Welcome to the barber shop, where the NBA GOAT conversation never ends.

LeBron James’ fourth NBA championship and NBA Finals MVP did nothing but fuel the debate: James or Michael Jordan as the greatest of all time in basketball?

It’s more of a matter of personal preference for criteria, style and era.

Do you appreciate that James has gone from Sports Illustrated cover to NBA bubble with 17 years of consistent stardom that keeps him atop the NBA at 35? Or do you value the peaks of Jordan with an unblemished NBA Finals record (6-0) by virtue of a persona and performance that ascended above the clouds?

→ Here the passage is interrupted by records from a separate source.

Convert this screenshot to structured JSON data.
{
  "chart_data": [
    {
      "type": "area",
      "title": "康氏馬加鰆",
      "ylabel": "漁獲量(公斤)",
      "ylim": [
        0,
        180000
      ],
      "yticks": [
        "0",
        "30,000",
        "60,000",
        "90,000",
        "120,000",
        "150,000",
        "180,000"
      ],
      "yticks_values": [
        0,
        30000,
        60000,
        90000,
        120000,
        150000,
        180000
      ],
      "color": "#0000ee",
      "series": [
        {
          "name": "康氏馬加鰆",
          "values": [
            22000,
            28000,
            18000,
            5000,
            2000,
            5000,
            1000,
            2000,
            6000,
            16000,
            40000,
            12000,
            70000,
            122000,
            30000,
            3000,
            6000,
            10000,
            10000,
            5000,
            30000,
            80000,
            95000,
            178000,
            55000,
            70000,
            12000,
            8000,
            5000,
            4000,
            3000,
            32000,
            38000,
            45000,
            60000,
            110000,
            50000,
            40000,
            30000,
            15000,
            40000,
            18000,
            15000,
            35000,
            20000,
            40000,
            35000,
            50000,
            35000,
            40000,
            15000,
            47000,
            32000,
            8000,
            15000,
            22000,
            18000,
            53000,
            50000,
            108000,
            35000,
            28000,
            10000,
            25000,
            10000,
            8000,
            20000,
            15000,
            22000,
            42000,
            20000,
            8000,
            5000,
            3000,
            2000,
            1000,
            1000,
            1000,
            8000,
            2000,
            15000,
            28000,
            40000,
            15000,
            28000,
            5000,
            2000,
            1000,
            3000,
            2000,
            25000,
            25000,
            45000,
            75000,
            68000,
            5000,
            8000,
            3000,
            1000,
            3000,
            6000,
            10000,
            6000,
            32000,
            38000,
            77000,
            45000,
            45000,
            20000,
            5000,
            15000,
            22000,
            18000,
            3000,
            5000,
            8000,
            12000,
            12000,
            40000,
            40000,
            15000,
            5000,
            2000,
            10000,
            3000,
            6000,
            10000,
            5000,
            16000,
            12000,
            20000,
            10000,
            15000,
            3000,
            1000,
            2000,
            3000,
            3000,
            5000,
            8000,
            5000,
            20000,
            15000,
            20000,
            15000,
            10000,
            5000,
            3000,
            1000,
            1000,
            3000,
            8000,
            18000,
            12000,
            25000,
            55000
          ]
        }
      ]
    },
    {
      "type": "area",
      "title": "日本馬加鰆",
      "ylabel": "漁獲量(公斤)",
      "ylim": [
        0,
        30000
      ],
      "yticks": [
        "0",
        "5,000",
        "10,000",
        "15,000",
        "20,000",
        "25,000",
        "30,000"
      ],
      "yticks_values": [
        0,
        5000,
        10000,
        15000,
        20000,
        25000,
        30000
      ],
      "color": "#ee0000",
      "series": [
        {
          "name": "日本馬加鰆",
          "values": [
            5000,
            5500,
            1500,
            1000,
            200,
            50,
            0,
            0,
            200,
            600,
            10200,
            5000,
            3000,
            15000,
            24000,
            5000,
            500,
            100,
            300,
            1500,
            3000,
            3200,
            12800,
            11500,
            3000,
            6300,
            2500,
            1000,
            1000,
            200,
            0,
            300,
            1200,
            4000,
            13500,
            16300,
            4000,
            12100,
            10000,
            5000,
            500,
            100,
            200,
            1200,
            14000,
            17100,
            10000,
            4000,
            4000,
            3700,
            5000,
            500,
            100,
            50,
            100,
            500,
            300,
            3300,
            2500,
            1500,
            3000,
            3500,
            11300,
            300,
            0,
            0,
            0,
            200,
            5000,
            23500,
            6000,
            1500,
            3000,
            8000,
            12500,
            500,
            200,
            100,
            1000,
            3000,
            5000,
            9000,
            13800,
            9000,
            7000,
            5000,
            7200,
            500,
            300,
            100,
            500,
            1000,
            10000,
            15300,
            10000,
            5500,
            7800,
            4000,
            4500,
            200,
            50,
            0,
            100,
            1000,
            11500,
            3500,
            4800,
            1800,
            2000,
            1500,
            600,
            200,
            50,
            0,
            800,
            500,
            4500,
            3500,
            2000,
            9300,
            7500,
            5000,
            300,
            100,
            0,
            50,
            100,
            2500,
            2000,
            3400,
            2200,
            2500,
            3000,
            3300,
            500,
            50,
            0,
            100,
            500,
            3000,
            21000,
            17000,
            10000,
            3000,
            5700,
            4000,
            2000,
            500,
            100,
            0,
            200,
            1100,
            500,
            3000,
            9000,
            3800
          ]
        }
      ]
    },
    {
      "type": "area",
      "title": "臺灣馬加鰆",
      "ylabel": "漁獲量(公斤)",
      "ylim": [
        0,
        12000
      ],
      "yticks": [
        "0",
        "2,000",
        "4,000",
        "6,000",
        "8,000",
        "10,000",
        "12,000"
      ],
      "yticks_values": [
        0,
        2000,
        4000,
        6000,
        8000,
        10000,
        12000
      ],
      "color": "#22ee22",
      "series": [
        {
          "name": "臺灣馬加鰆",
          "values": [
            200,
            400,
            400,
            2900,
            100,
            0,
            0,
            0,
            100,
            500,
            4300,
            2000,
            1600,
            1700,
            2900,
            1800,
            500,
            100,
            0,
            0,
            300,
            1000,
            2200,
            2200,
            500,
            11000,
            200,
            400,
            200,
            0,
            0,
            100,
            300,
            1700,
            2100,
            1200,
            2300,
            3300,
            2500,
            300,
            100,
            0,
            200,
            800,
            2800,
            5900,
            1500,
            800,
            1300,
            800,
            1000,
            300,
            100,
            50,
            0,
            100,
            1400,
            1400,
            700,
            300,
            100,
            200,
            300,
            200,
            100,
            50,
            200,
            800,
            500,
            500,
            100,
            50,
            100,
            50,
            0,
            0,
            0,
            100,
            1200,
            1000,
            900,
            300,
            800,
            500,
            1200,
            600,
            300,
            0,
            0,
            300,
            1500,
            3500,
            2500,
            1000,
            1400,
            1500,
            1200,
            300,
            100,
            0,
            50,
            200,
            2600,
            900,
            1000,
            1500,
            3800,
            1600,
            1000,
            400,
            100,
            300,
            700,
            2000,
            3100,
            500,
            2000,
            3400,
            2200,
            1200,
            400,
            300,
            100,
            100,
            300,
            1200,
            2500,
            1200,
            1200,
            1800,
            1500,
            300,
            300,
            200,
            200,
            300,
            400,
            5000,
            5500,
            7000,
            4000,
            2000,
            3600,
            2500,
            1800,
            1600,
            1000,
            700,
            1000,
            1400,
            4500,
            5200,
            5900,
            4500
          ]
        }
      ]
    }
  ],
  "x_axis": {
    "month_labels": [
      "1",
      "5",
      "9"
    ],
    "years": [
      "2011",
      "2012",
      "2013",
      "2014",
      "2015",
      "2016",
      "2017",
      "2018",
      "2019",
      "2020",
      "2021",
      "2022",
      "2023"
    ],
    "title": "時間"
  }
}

James has been chasing a GOAT ghost, unable to escape his missteps of “The Decision” debacle and his 2011 NBA Finals egg. He has left teams for greener pastures and formed megateams. Jordan gets points for staying with one crew for nearly all of his career and leaves fans wondering if a “four-peat” was inevitable before his first retirement.

The new-world scrutiny is at another level for James, but he doesn’t dodge social and political stances like Jordan.

Jordan’s fame lives on with shoes, “The Last Dance” and transcendent game-winning postseason shots. James has more game-winning postseason shots, but the numbers game can foil any argument. James has played in 81 more postseason games (and counting) than Jordan, who played in an era that had shorter series.

Metrics prefer Jordan’s efficiency. Raw numbers prefer James’ volume and versatility.

The comparisons are impossible amid different styles, levels and rules. And they are futile. The choice for GOAT will always come from a gut feeling and an eye test to those who saw both.

There is only one way to settle this. But that’ll have to wait until next summer, when “Space Jam 2” can be put up against the original.